地方入試会場での思い出

今年の予定も入れるとここ3年ほど地方入試会場(←いや大学本体がすでに「地方」なんですけどね)の担当.うちは一般入試3日間行うので(ホテルに軟禁状態),入試最終日には教員・事務職員はもちろんのこと,受験生との間にもなんかしらん「仲間意識」みたいなものが発生する.みんな,よく頑張ったね,最後まで,みたいな.

1回分の受験料で最大3日間とも受験できる,という制度にしているため,どーーしても教師になりたい,でも「国立」は無理だ(センター試験で科目に満遍なく得点する,ということに難があるため),という受験生の多くは3日間とも受験しにくる.というか,そういう受験生が大半.わが大学・教育学部の教員就職率の高さと「面倒見のよさ」の定評に魅かれて.そういう高校生が世の中にはたくさんいるのです.

入試期間中は差し控えているが最終日終了後には開放感も手伝って受験生につい言葉をかけてしまう.

かなりガタイのいい,眼光鋭く,学ランに茶髪で短髪姿の彼に,「あなたも教師目指してるんですか?」と気楽な感じで.

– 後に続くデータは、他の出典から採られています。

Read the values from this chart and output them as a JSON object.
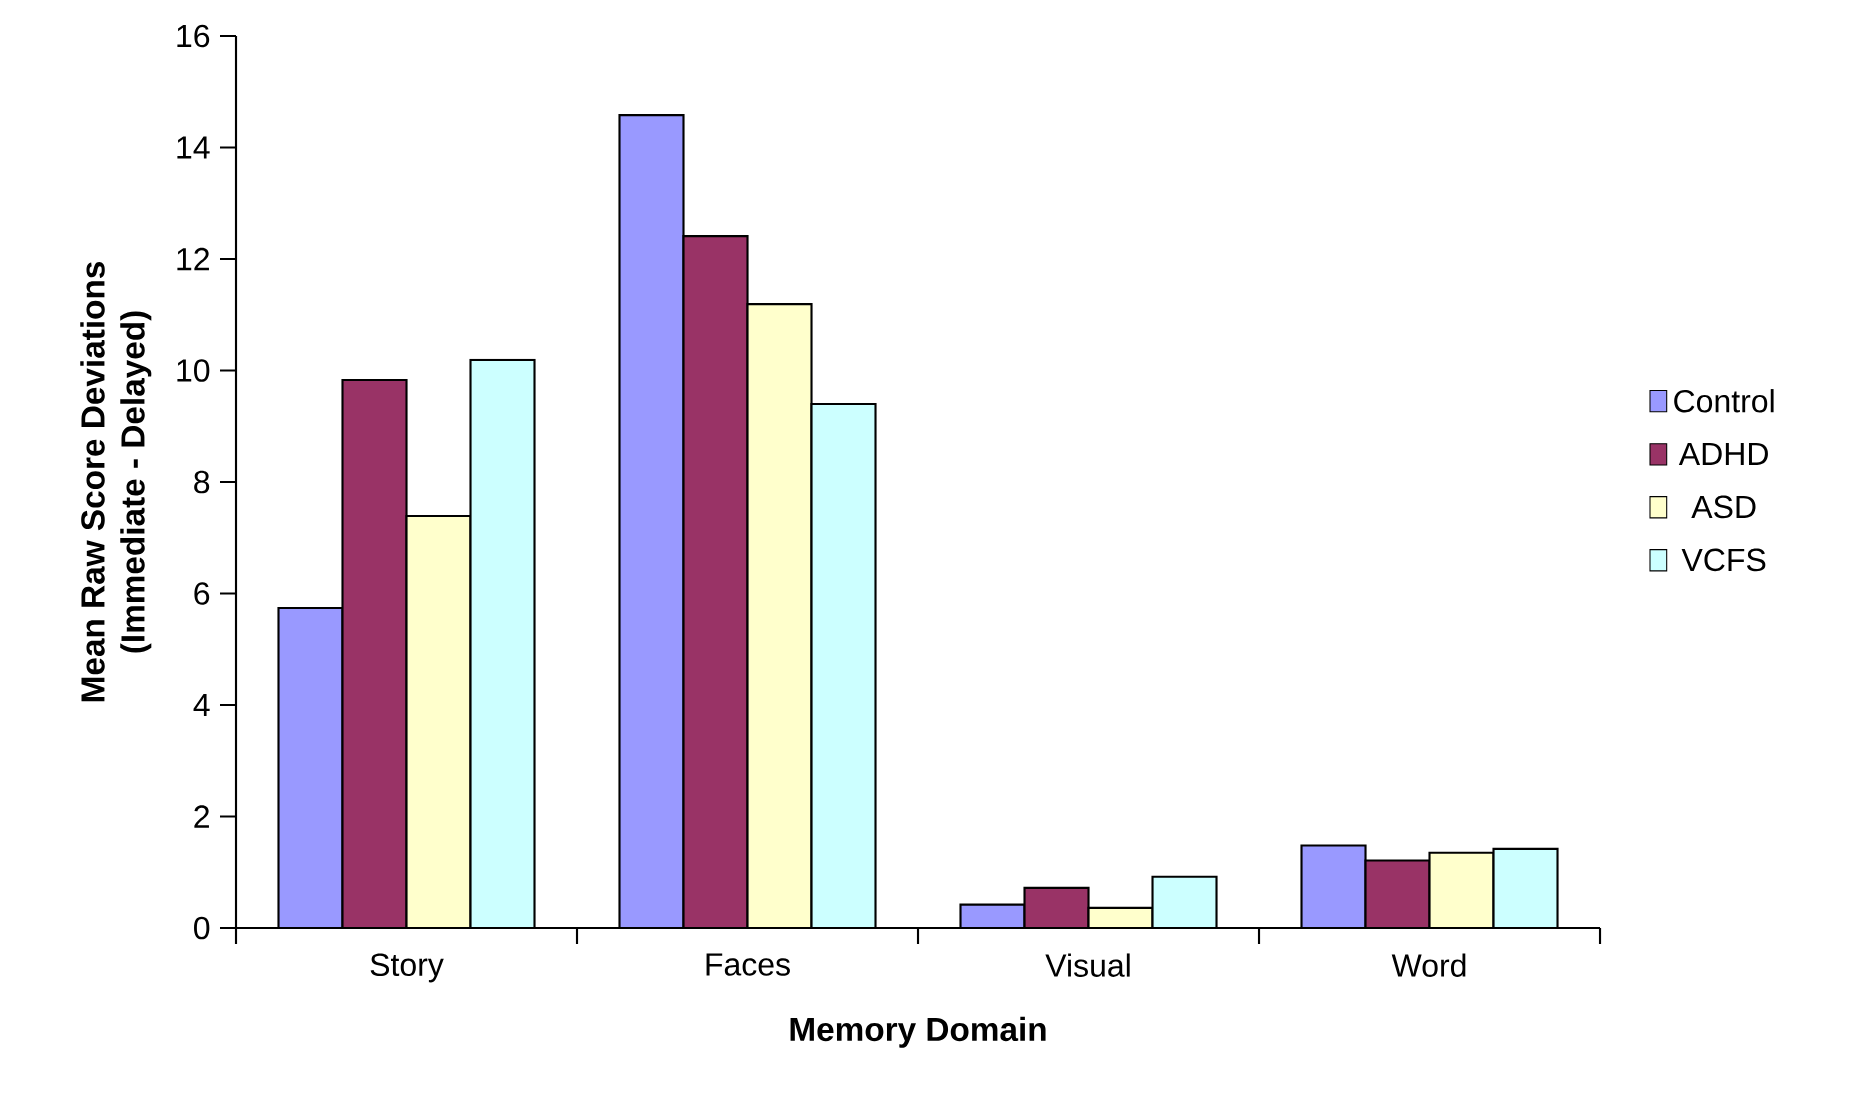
{
  "chart_data": {
    "type": "bar",
    "xlabel": "Memory Domain",
    "ylabel": "Mean Raw Score Deviations\n(Immediate - Delayed)",
    "categories": [
      "Story",
      "Faces",
      "Visual",
      "Word"
    ],
    "series": [
      {
        "name": "Control",
        "color": "#9999ff",
        "values": [
          5.74,
          14.58,
          0.42,
          1.48
        ]
      },
      {
        "name": "ADHD",
        "color": "#993366",
        "values": [
          9.83,
          12.41,
          0.72,
          1.21
        ]
      },
      {
        "name": "ASD",
        "color": "#ffffcc",
        "values": [
          7.39,
          11.19,
          0.36,
          1.35
        ]
      },
      {
        "name": "VCFS",
        "color": "#ccffff",
        "values": [
          10.19,
          9.4,
          0.92,
          1.42
        ]
      }
    ],
    "ylim": [
      0,
      16
    ],
    "yticks": [
      0,
      2,
      4,
      6,
      8,
      10,
      12,
      14,
      16
    ],
    "grid": false,
    "legend": "right"
  }
}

同じ高校の受験生とは離れて,入試会場ではずっと一人で行動していた,気になる受験生.

「はい.ぼく同和地区出身でして,友達はみんな高校辞めてしまったんですが,ぼくは差別をなくすために子どもに教えられる教師になりたいと思いまして」

...とだけ簡潔に答えた彼.

「合格できるといいですね」と私(と私の隣にいた事務職員).

1年生の教職必修科目を担当しているが,彼の姿はいまだ目にしていない.本学にも合格したが他の第一志望先にも合格したのでそちらに流出したか,あるいは本学に合格できなかったのか.私の目をまっすぐに見つめた彼の眼光の力を知っている者としては,前者であることを祈るばかりである.

月曜のシンポの予習しながら(ほんっとに)徒然なるままに,こんなこと↑を思い出していた土曜の昼下がり.